OTTAWA - The Harper government is signalling its intention to pour more money into aboriginal education, even as it prepares to slash spending on almost everything else.
The governing Conservatives have thrown their support behind an NDP motion calling on the government to provide the necessary funding to ensure First Nations children receive an education of equal quality to that received by kids in provincial school systems.
Moreover, the NDP says Finance Minister Jim Flaherty has indicated a personal interest in the issue during private pre-budget consultations.
The NDP motion does not include a specific price tag but it calls on the government to commit to provide "the necessary financial and policy supports" for aboriginal school systems.
It also calls on the government to provide "funding that will put reserve schools on par with non-reserve provincial schools."
The federal government currently spends $1.4 billion annually on aboriginal education; the Assembly of First Nations has calculated that an additional $500 million a year is needed.
Conservative MP Greg Rickford, parliamentary secretary to Aboriginal Affairs Minister John Duncan, indicated the government's support for the NDP motion during debate Thursday.
"I not only thank (the NDP member) for having presented this motion but I inform him also of my support," Rickford told the House of Commons.
"The children of First Nations must have access to the same opportunities as children who live off reserve. ... The stakes are too high for us not to make First Nation education a priority.
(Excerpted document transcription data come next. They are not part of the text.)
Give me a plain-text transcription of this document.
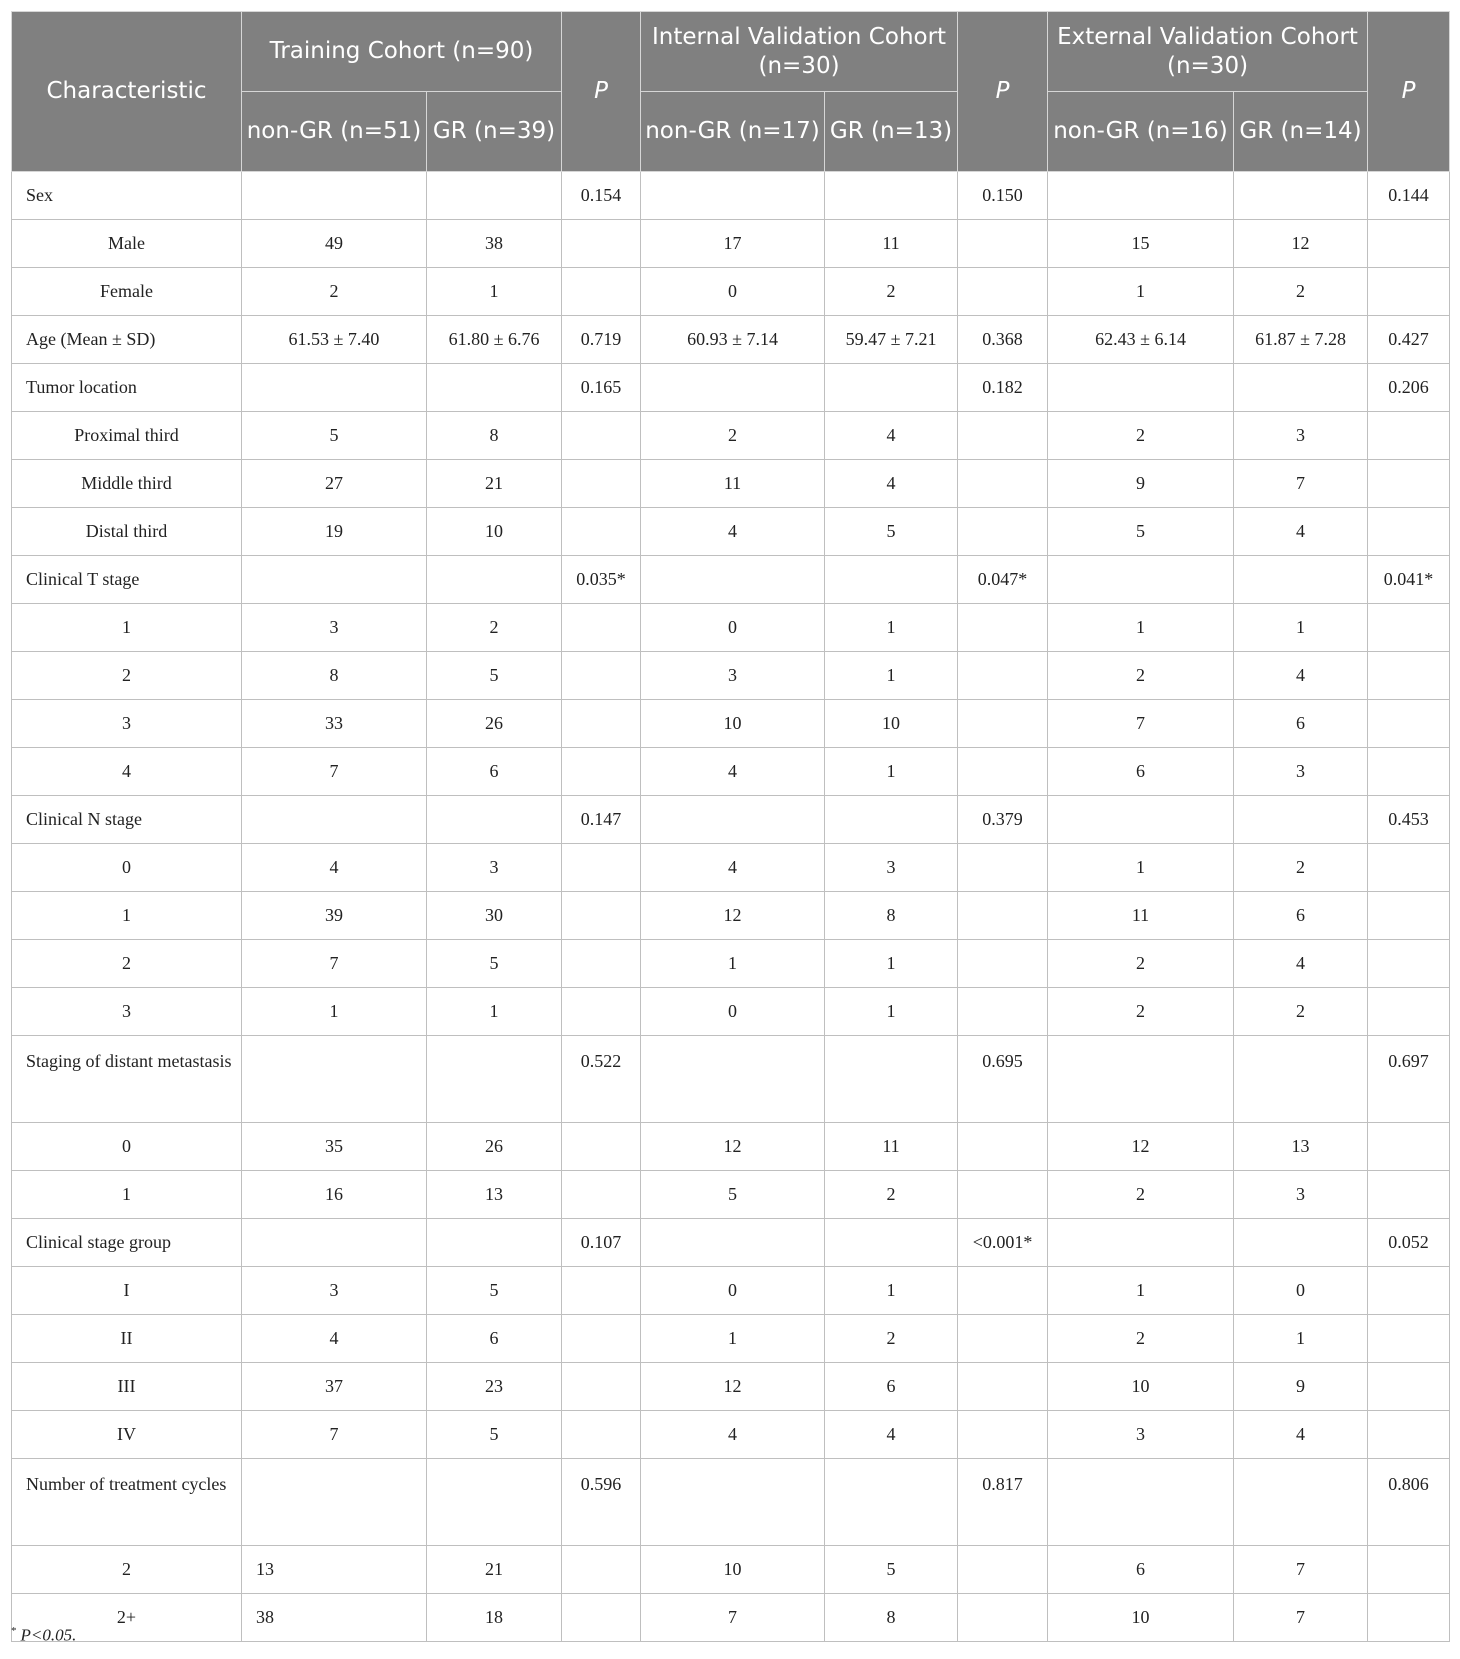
Characteristic	Training Cohort (n=90)		P	Internal Validation Cohort (n=30)		P	External Validation Cohort (n=30)		P
	non-GR (n=51)	GR (n=39)		non-GR (n=17)	GR (n=13)		non-GR (n=16)	GR (n=14)	
Sex			0.154			0.150			0.144
Male	49	38		17	11		15	12	
Female	2	1		0	2		1	2	
Age (Mean ± SD)	61.53 ± 7.40	61.80 ± 6.76	0.719	60.93 ± 7.14	59.47 ± 7.21	0.368	62.43 ± 6.14	61.87 ± 7.28	0.427
Tumor location			0.165			0.182			0.206
Proximal third	5	8		2	4		2	3	
Middle third	27	21		11	4		9	7	
Distal third	19	10		4	5		5	4	
Clinical T stage			0.035*			0.047*			0.041*
1	3	2		0	1		1	1	
2	8	5		3	1		2	4	
3	33	26		10	10		7	6	
4	7	6		4	1		6	3	
Clinical N stage			0.147			0.379			0.453
0	4	3		4	3		1	2	
1	39	30		12	8		11	6	
2	7	5		1	1		2	4	
3	1	1		0	1		2	2	
Staging of distant metastasis			0.522			0.695			0.697
0	35	26		12	11		12	13	
1	16	13		5	2		2	3	
Clinical stage group			0.107			<0.001*			0.052
I	3	5		0	1		1	0	
II	4	6		1	2		2	1	
III	37	23		12	6		10	9	
IV	7	5		4	4		3	4	
Number of treatment cycles			0.596			0.817			0.806
2	13	21		10	5		6	7	
2+	38	18		7	8		10	7	
* P<0.05.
In fact, the stakes could not be any higher."
The motion is to be put to a vote on Feb. 27.
As the motion was being debated Thursday in the Commons, NDP finance critic Peter Julian was meeting with Flaherty to lay out the official Opposition's budget priorities. Julian said later they had "a good discussion" about the need for more funding for aboriginal education.
"(Flaherty) agrees that it's important, that's fair to say," Julian said.
The signals of more money for aboriginal education come as Flaherty is preparing to deliver what's expected to be a painful, cost-slashing budget next month. Government departments and agencies have been ordered to cut spending by up to 10 per cent, for savings of up to $8 billion annually.
The Conservatives have made it clear they see education as the key to prosperity and independence for First Nations communities. They have yet to back up their conviction with additional funding but senior officials have let it be known they're open to an increase of some kind.
Aboriginal leaders have long complained that funding for education on reserves is capped at a two per cent annual increase, even as costs for teachers are soaring and many schools are doing without basic resources such as libraries and gyms.
Prime Minister Stephen Harper's summit last month with aboriginal leaders concluded with many good intentions but no concrete promises for improving conditions on reserves. Aboriginal leaders have pointed to the coming budget as the place where Harper will have to prove his good will was more than just talk.
Last year, the federal government and Assembly of First Nations set up a joint task force on education. Its report, published earlier this month, recommended adequate funding for native schools but also suggested setting up an education commission to oversee reform and legislation to create school boards for aboriginal school systems.
The Tories want to see the structural changes before they commit major new money. That could mean Flaherty will provide seed money in the budget to kick start changes, rather than a wholesale increase in aboriginal education funding.